Large Metallicity Variations in the Galactic Interstellar Medium

TL;DR

This study reveals significant metallicity variations in the Galactic interstellar medium, showing that low-metallicity gas accretion contributes to chemical inhomogeneities and challenges the assumption of well-mixed ISM in chemical evolution models.

Contribution

First measurement of dust-corrected metallicity variations in the neutral ISM across 25 stars, highlighting large inhomogeneities and the impact of accreting low-metallicity gas.

Findings

Metallicity varies by a factor of 10 in the ISM.

Average metallicity is about 55% of Solar.

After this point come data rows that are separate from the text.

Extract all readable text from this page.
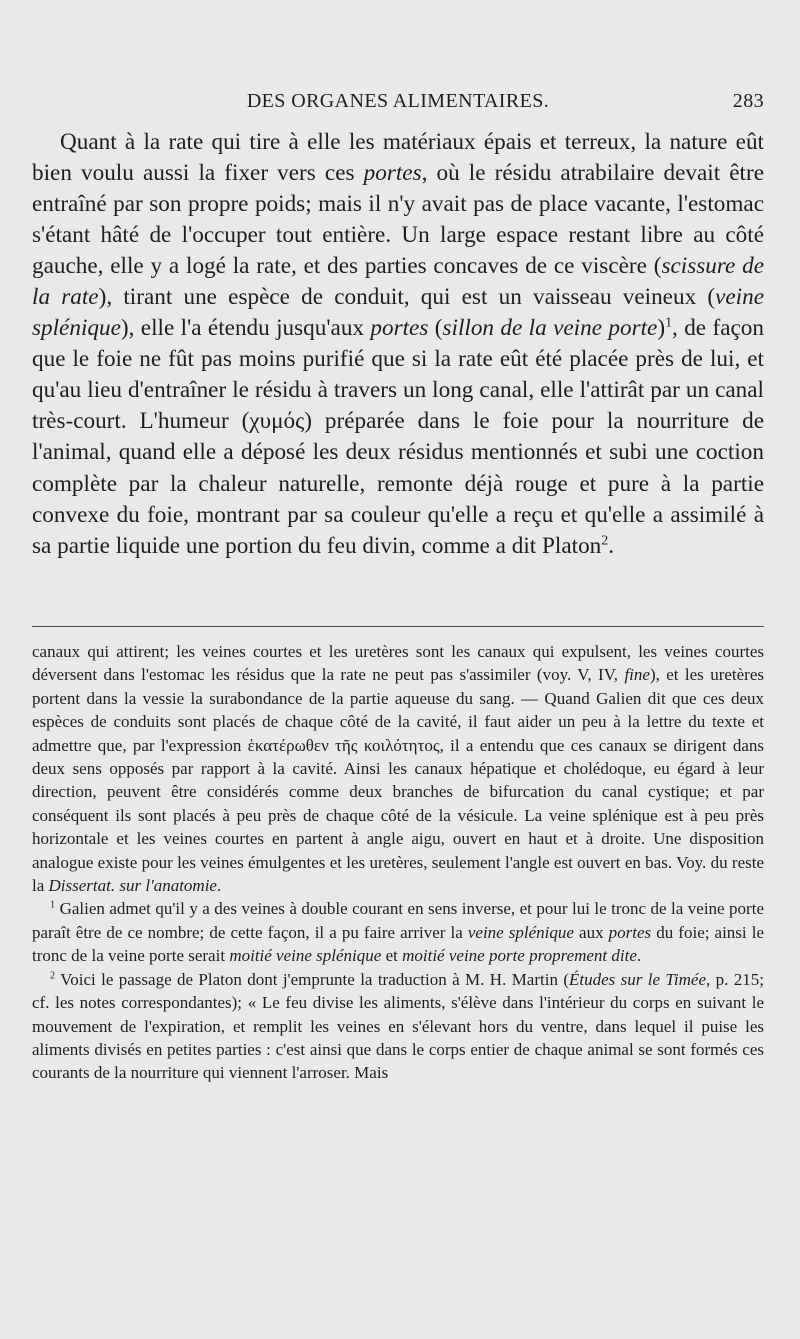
DES ORGANES ALIMENTAIRES.	283

Quant à la rate qui tire à elle les matériaux épais et terreux, la nature eût bien voulu aussi la fixer vers ces portes, où le résidu atrabilaire devait être entraîné par son propre poids; mais il n'y avait pas de place vacante, l'estomac s'étant hâté de l'occuper tout entière. Un large espace restant libre au côté gauche, elle y a logé la rate, et des parties concaves de ce viscère (scissure de la rate), tirant une espèce de conduit, qui est un vaisseau veineux (veine splénique), elle l'a étendu jusqu'aux portes (sillon de la veine porte)$^1$, de façon que le foie ne fût pas moins purifié que si la rate eût été placée près de lui, et qu'au lieu d'entraîner le résidu à travers un long canal, elle l'attirât par un canal très-court. L'humeur (χυμός) préparée dans le foie pour la nourriture de l'animal, quand elle a déposé les deux résidus mentionnés et subi une coction complète par la chaleur naturelle, remonte déjà rouge et pure à la partie convexe du foie, montrant par sa couleur qu'elle a reçu et qu'elle a assimilé à sa partie liquide une portion du feu divin, comme a dit Platon$^2$.

canaux qui attirent; les veines courtes et les uretères sont les canaux qui expulsent, les veines courtes déversent dans l'estomac les résidus que la rate ne peut pas s'assimiler (voy. V, IV, fine), et les uretères portent dans la vessie la surabondance de la partie aqueuse du sang. — Quand Galien dit que ces deux espèces de conduits sont placés de chaque côté de la cavité, il faut aider un peu à la lettre du texte et admettre que, par l'expression ἑκατέρωθεν τῆς κοιλότητος, il a entendu que ces canaux se dirigent dans deux sens opposés par rapport à la cavité. Ainsi les canaux hépatique et cholédoque, eu égard à leur direction, peuvent être considérés comme deux branches de bifurcation du canal cystique; et par conséquent ils sont placés à peu près de chaque côté de la vésicule. La veine splénique est à peu près horizontale et les veines courtes en partent à angle aigu, ouvert en haut et à droite. Une disposition analogue existe pour les veines émulgentes et les uretères, seulement l'angle est ouvert en bas. Voy. du reste la Dissertat. sur l'anatomie.

$^1$ Galien admet qu'il y a des veines à double courant en sens inverse, et pour lui le tronc de la veine porte paraît être de ce nombre; de cette façon, il a pu faire arriver la veine splénique aux portes du foie; ainsi le tronc de la veine porte serait moitié veine splénique et moitié veine porte proprement dite.

$^2$ Voici le passage de Platon dont j'emprunte la traduction à M. H. Martin (Études sur le Timée, p. 215; cf. les notes correspondantes); « Le feu divise les aliments, s'élève dans l'intérieur du corps en suivant le mouvement de l'expiration, et remplit les veines en s'élevant hors du ventre, dans lequel il puise les aliments divisés en petites parties : c'est ainsi que dans le corps entier de chaque animal se sont formés ces courants de la nourriture qui viennent l'arroser. Mais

Low-metallicity gas may not efficiently mix into the ISM.

Abstract

The Interstellar Medium (ISM) comprises gases at different temperatures and densities, including ionized, atomic, molecular species, and dust particles. The neutral ISM is dominated by neutral hydrogen and has ionization fractions up to 8%. The concentration of chemical elements heavier than helium (metallicity) spans orders of magnitudes in Galactic stars, because they formed at different times. Instead, the gas in the Solar vicinity is assumed to be well mixed and have Solar metallicity in traditional chemical evolution models. The ISM chemical abundances can be accurately measured with UV absorption-line spectroscopy. However, the effects of dust depletion, which removes part of the metals from the observable gaseous phase and incorporates it into solid grains, have prevented, until recently, a deeper investigation of the ISM metallicity. Here we report the dust-corrected metallicity of the neutral ISM measured towards 25 stars in our Galaxy. We find large variations in metallicity over a factor of 10 (with an average 55 +/- 7% Solar and standard deviation 0.28 dex) and including many regions of low metallicity, down to ~17% Solar and possibly below. Pristine gas falling onto the disk in the form of high-velocity clouds can cause the observed chemical inhomogeneities on scales of tens of pc. Our results suggest that this low-metallicity accreting gas does not efficiently mix into the ISM, which may help us understand metallicity deviations in nearby coeval stars.